The amount of interest in data centers and data center networking continues to grow. For the past decade plus, the most savvy Internet companies have been focusing on infrastructure. Essentially, planetary scale services such as search, social networking, and e-commerce require a tremendous amount of computation and storage. When operating at the scale of tens of thousands of computers and petabytes of storage, small gains in efficiency can result in millions of dollars of annual savings. On the other extreme, efficient access to tremendous amounts of computation can enable companies to deliver more valuable content. For example, Amazon is famous for tailoring web page contents to individual customers based on both their history and potentially the history of similar users. Doing so while maintaining interactive response times (typically responding in less than 300 ms) requires fast, parallel access to data potentially spread across hundreds or even thousands of computers. In an earlier post, I described the Facebook architecture and its reliance on clustering for delivering social networking content.
Over the last few years, academia has become increasingly interested in data centers and cloud computing. One reason is the opportunity for impact; it is clear, that the entire computing industry is undergoing another paradigm shift. Five years from now, it is clear that the way we build out computing and storage infrastructures will be radically different. Another allure of the data center is the fact that it is possible to do “clean slate” research and deployment. One frustration of the networking research community has been the inability to deploy novel architectures and protocols because of the need to be backward compatible and friendly to legacy systems. Check out this paper for an excellent discussion. In the data center, it is at least possible to deploy entirely new architectures without the need to be compatible with every protocol developed over the years.

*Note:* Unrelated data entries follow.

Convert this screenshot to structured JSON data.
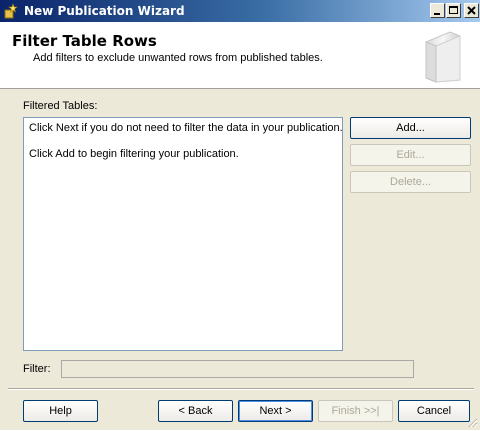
{
  "window": {
    "title": "New Publication Wizard",
    "controls": {
      "minimize": "minimize",
      "maximize": "maximize",
      "close": "close"
    }
  },
  "header": {
    "title": "Filter Table Rows",
    "subtitle": "Add filters to exclude unwanted rows from published tables."
  },
  "filtered_tables": {
    "label": "Filtered Tables:",
    "lines": [
      "Click Next if you do not need to filter the data in your publication.",
      "Click Add to begin filtering your publication."
    ]
  },
  "side_buttons": {
    "add": "Add...",
    "edit": "Edit...",
    "delete": "Delete..."
  },
  "filter": {
    "label": "Filter:",
    "value": ""
  },
  "footer": {
    "help": "Help",
    "back": "< Back",
    "next": "Next >",
    "finish": "Finish >>|",
    "cancel": "Cancel"
  },
  "colors": {
    "dialog_bg": "#ece9d8",
    "title_bar_start": "#0a246a",
    "title_bar_end": "#a6caf0",
    "disabled_text": "#aca899"
  },
  "icons": [
    "wizard-icon",
    "minimize-icon",
    "maximize-icon",
    "close-icon",
    "book-icon",
    "resize-grip-icon"
  ]
}
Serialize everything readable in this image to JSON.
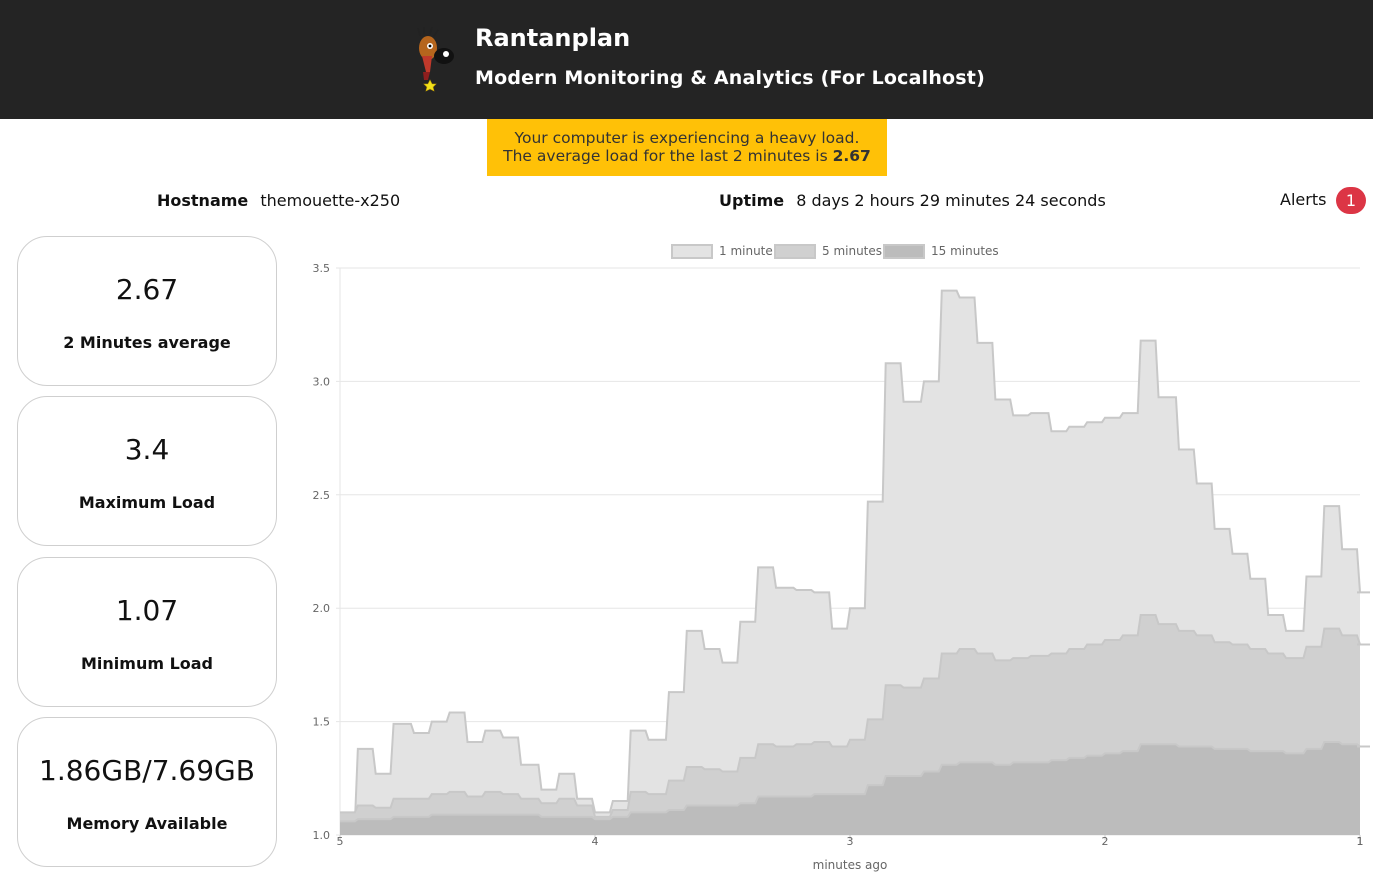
{
  "header": {
    "title": "Rantanplan",
    "subtitle": "Modern Monitoring & Analytics (For Localhost)",
    "logo_icon": "dog-logo-icon"
  },
  "alert_banner": {
    "line1": "Your computer is experiencing a heavy load.",
    "line2_prefix": "The average load for the last 2 minutes is ",
    "line2_value": "2.67",
    "color": "#ffc107"
  },
  "info": {
    "hostname_label": "Hostname",
    "hostname_value": "themouette-x250",
    "uptime_label": "Uptime",
    "uptime_value": "8 days 2 hours 29 minutes 24 seconds",
    "alerts_label": "Alerts",
    "alerts_count": "1",
    "alerts_color": "#dc3545"
  },
  "cards": [
    {
      "value": "2.67",
      "label": "2 Minutes average"
    },
    {
      "value": "3.4",
      "label": "Maximum Load"
    },
    {
      "value": "1.07",
      "label": "Minimum Load"
    },
    {
      "value": "1.86GB/7.69GB",
      "label": "Memory Available"
    }
  ],
  "chart_data": {
    "type": "area",
    "xlabel": "minutes ago",
    "ylabel": "",
    "ylim": [
      1.0,
      3.5
    ],
    "xlim": [
      5,
      1
    ],
    "yticks": [
      "1.0",
      "1.5",
      "2.0",
      "2.5",
      "3.0",
      "3.5"
    ],
    "xticks": [
      5,
      4,
      3,
      2,
      1,
      1
    ],
    "xtick_labels": [
      "5",
      "4",
      "3",
      "2",
      "1",
      "1"
    ],
    "grid": true,
    "legend_position": "top",
    "x": [
      5.0,
      4.93,
      4.86,
      4.79,
      4.71,
      4.64,
      4.57,
      4.5,
      4.43,
      4.36,
      4.29,
      4.21,
      4.14,
      4.07,
      4.0,
      3.93,
      3.86,
      3.79,
      3.71,
      3.64,
      3.57,
      3.5,
      3.43,
      3.36,
      3.29,
      3.21,
      3.14,
      3.07,
      3.0,
      2.93,
      2.86,
      2.79,
      2.71,
      2.64,
      2.57,
      2.5,
      2.43,
      2.36,
      2.29,
      2.21,
      2.14,
      2.07,
      2.0,
      1.93,
      1.86,
      1.79,
      1.71,
      1.64,
      1.57,
      1.5,
      1.43,
      1.36,
      1.29,
      1.21,
      1.14,
      1.07,
      1.0,
      0.93,
      0.86,
      0.79,
      0.71,
      0.64,
      0.57,
      0.5
    ],
    "series": [
      {
        "name": "1 minute",
        "color": "#e3e3e3",
        "values": [
          1.05,
          1.38,
          1.27,
          1.49,
          1.45,
          1.5,
          1.54,
          1.41,
          1.46,
          1.43,
          1.31,
          1.2,
          1.27,
          1.16,
          1.1,
          1.15,
          1.46,
          1.42,
          1.63,
          1.9,
          1.82,
          1.76,
          1.94,
          2.18,
          2.09,
          2.08,
          2.07,
          1.91,
          2.0,
          2.47,
          3.08,
          2.91,
          3.0,
          3.4,
          3.37,
          3.17,
          2.92,
          2.85,
          2.86,
          2.78,
          2.8,
          2.82,
          2.84,
          2.86,
          3.18,
          2.93,
          2.7,
          2.55,
          2.35,
          2.24,
          2.13,
          1.97,
          1.9,
          2.14,
          2.45,
          2.26,
          2.07,
          2.07,
          2.07,
          2.07,
          2.07,
          2.07,
          2.07,
          2.07
        ]
      },
      {
        "name": "5 minutes",
        "color": "#d0d0d0",
        "values": [
          1.1,
          1.13,
          1.12,
          1.16,
          1.16,
          1.18,
          1.19,
          1.17,
          1.19,
          1.18,
          1.16,
          1.14,
          1.16,
          1.13,
          1.08,
          1.11,
          1.19,
          1.18,
          1.24,
          1.3,
          1.29,
          1.28,
          1.34,
          1.4,
          1.39,
          1.4,
          1.41,
          1.39,
          1.42,
          1.51,
          1.66,
          1.65,
          1.69,
          1.8,
          1.82,
          1.8,
          1.77,
          1.78,
          1.79,
          1.8,
          1.82,
          1.84,
          1.86,
          1.88,
          1.97,
          1.93,
          1.9,
          1.88,
          1.85,
          1.84,
          1.82,
          1.8,
          1.78,
          1.83,
          1.91,
          1.88,
          1.84,
          1.84,
          1.84,
          1.84,
          1.84,
          1.84,
          1.84,
          1.84
        ]
      },
      {
        "name": "15 minutes",
        "color": "#bcbcbc",
        "values": [
          1.06,
          1.07,
          1.07,
          1.08,
          1.08,
          1.09,
          1.09,
          1.09,
          1.09,
          1.09,
          1.09,
          1.08,
          1.08,
          1.08,
          1.07,
          1.08,
          1.1,
          1.1,
          1.11,
          1.13,
          1.13,
          1.13,
          1.14,
          1.17,
          1.17,
          1.17,
          1.18,
          1.18,
          1.18,
          1.22,
          1.26,
          1.26,
          1.28,
          1.31,
          1.32,
          1.32,
          1.31,
          1.32,
          1.32,
          1.33,
          1.34,
          1.35,
          1.36,
          1.37,
          1.4,
          1.4,
          1.39,
          1.39,
          1.38,
          1.38,
          1.37,
          1.37,
          1.36,
          1.38,
          1.41,
          1.4,
          1.39,
          1.39,
          1.39,
          1.39,
          1.39,
          1.39,
          1.39,
          1.39
        ]
      }
    ]
  }
}
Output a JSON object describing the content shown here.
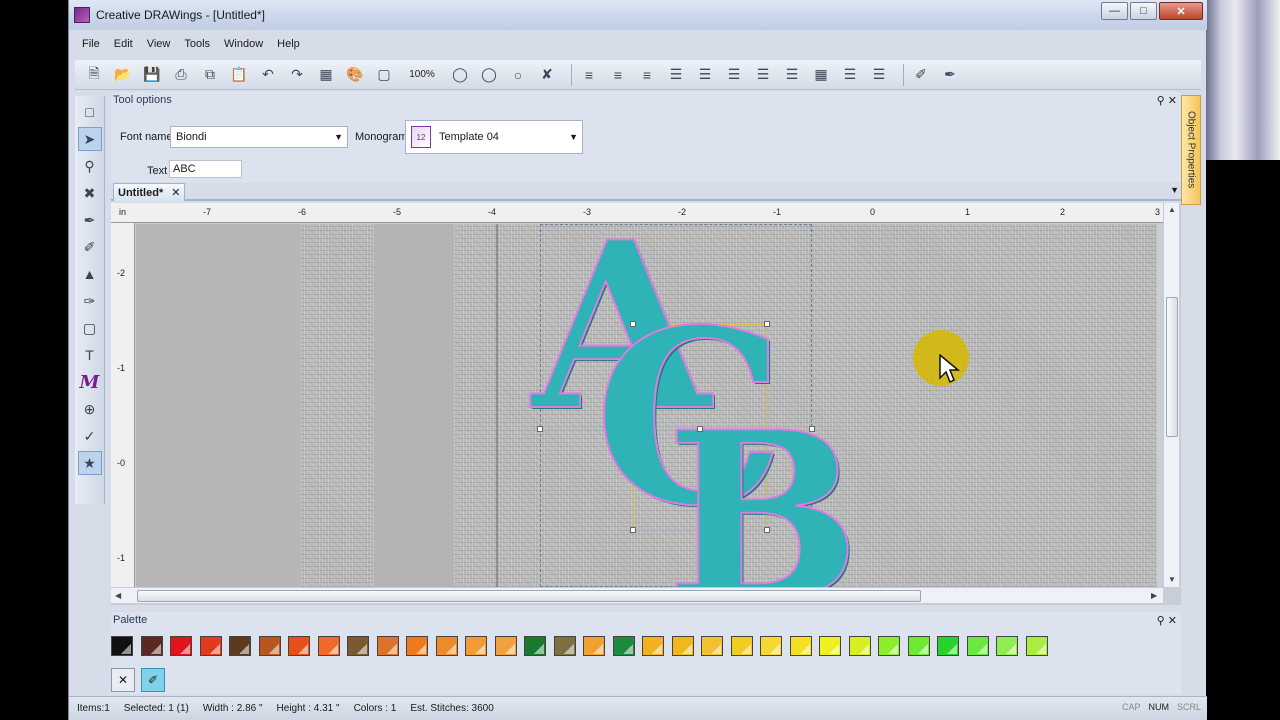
{
  "window": {
    "title": "Creative DRAWings - [Untitled*]"
  },
  "menu": [
    "File",
    "Edit",
    "View",
    "Tools",
    "Window",
    "Help"
  ],
  "toolbar": {
    "zoom": "100%"
  },
  "tool_options": {
    "header": "Tool options",
    "font_label": "Font name",
    "font_value": "Biondi",
    "monogram_label": "Monogram",
    "monogram_value": "Template 04",
    "text_label": "Text",
    "text_value": "ABC"
  },
  "side_panel": {
    "label": "Object Properties"
  },
  "document": {
    "tab": "Untitled*"
  },
  "ruler": {
    "unit": "in",
    "top_ticks": [
      "-7",
      "-6",
      "-5",
      "-4",
      "-3",
      "-2",
      "-1",
      "0",
      "1",
      "2",
      "3"
    ],
    "left_ticks": [
      "-2",
      "-1",
      "-0",
      "-1"
    ]
  },
  "design": {
    "letters": [
      "A",
      "C",
      "B"
    ],
    "thread_color": "#2fb3b7",
    "outline_color": "#e07be0"
  },
  "palette": {
    "header": "Palette",
    "colors": [
      "#111111",
      "#5a2a22",
      "#e0141a",
      "#e33a1f",
      "#5c3a1e",
      "#b8561d",
      "#e8501a",
      "#ef6a2a",
      "#7a5a30",
      "#d9742a",
      "#ef7a1c",
      "#ef8a2a",
      "#f29a3a",
      "#f2a040",
      "#187a2c",
      "#7d7040",
      "#f2a030",
      "#1c8a3c",
      "#f3b020",
      "#f2b81a",
      "#f3c030",
      "#f3cc20",
      "#f6d830",
      "#f3e020",
      "#eef020",
      "#d8ee20",
      "#8aee2a",
      "#6ee830",
      "#28d22a",
      "#6ae840",
      "#90ec50",
      "#a8ee40"
    ]
  },
  "statusbar": {
    "items": "Items:1",
    "selected": "Selected: 1 (1)",
    "width": "Width : 2.86 \"",
    "height": "Height : 4.31 \"",
    "colors": "Colors : 1",
    "stitches": "Est. Stitches: 3600",
    "cap": "CAP",
    "num": "NUM",
    "scrl": "SCRL"
  }
}
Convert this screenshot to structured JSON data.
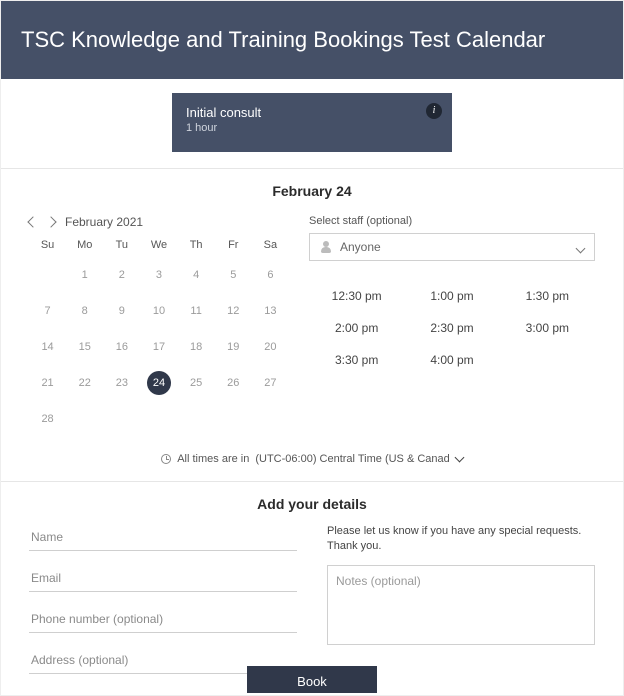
{
  "header": {
    "title": "TSC Knowledge and Training Bookings Test Calendar"
  },
  "service": {
    "name": "Initial consult",
    "duration": "1 hour",
    "info_icon": "i"
  },
  "selected_date_heading": "February 24",
  "calendar": {
    "prev_icon": "chevron-left",
    "next_icon": "chevron-right",
    "month_label": "February 2021",
    "weekdays": [
      "Su",
      "Mo",
      "Tu",
      "We",
      "Th",
      "Fr",
      "Sa"
    ],
    "weeks": [
      [
        "",
        "1",
        "2",
        "3",
        "4",
        "5",
        "6"
      ],
      [
        "7",
        "8",
        "9",
        "10",
        "11",
        "12",
        "13"
      ],
      [
        "14",
        "15",
        "16",
        "17",
        "18",
        "19",
        "20"
      ],
      [
        "21",
        "22",
        "23",
        "24",
        "25",
        "26",
        "27"
      ],
      [
        "28",
        "",
        "",
        "",
        "",
        "",
        ""
      ]
    ],
    "selected_day": "24"
  },
  "staff": {
    "label": "Select staff (optional)",
    "selected": "Anyone"
  },
  "times": {
    "slots": [
      "12:30 pm",
      "1:00 pm",
      "1:30 pm",
      "2:00 pm",
      "2:30 pm",
      "3:00 pm",
      "3:30 pm",
      "4:00 pm",
      ""
    ]
  },
  "timezone": {
    "prefix": "All times are in",
    "value": "(UTC-06:00) Central Time (US & Canad"
  },
  "details": {
    "heading": "Add your details",
    "name_ph": "Name",
    "email_ph": "Email",
    "phone_ph": "Phone number (optional)",
    "address_ph": "Address (optional)",
    "notes_message": "Please let us know if you have any special requests. Thank you.",
    "notes_ph": "Notes (optional)"
  },
  "book_button": "Book"
}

Of course, there are difficulties with performing data center research as well. One is having access to the necessary infrastructure to perform research at scale. With companies deploying data centers at the scale of tens of thousands of computers, it is difficult for most universities and even research labs to have access to the necessary infrastructure. In our own experience, we have found that it is possible to consider problems of scale even with a relatively modest number of machines. Research infrastructures such Emulab and OpenCirrus are open compute platforms that provide significant amount of computing infrastructure to the research community.
Another challenge is the lack of software infrastructure for performing data center research, particularly in networking. Eucalyptus provides an EC2-compatible environment for cloud computing. However, there is a relative void of available research software for research in networking. Rebuilding every aspect of the protocol stack before performing research in fundamental algorithms and protocols is a challenge.
To partially address this shortcoming, we are release an alpha version of our PortLand protocol. This work was published in SIGCOMM 2009 and targets delivering a unified Layer 2 environment for easier management and support for basic functionality such as virtual machine migration. I discussed our work on PortLand in an earlier post here and some of the issues of Layer 2 versus Layer 3 deployment here.
The page for downloading PortLand is now up. It reflects the hard work of two graduate students in my group, Sambit Das and Malveeka Tewari, who took our research code and ported it HP ProCurve switches running OpenFlow. The same codebase runs on NetFPGA switches as well. We hope the community can confirm that the same code runs on a variety of other OpenFlow-enabled switches. Our goal is for PortLand to be a piece of the puzzle for a software environment for performing research in data center networking. We encourage you to try it out and give us feedback. In the meantime, Sambit and Malveeka are hard at work in adding Hedera functionality for flow scheduling for our next code release.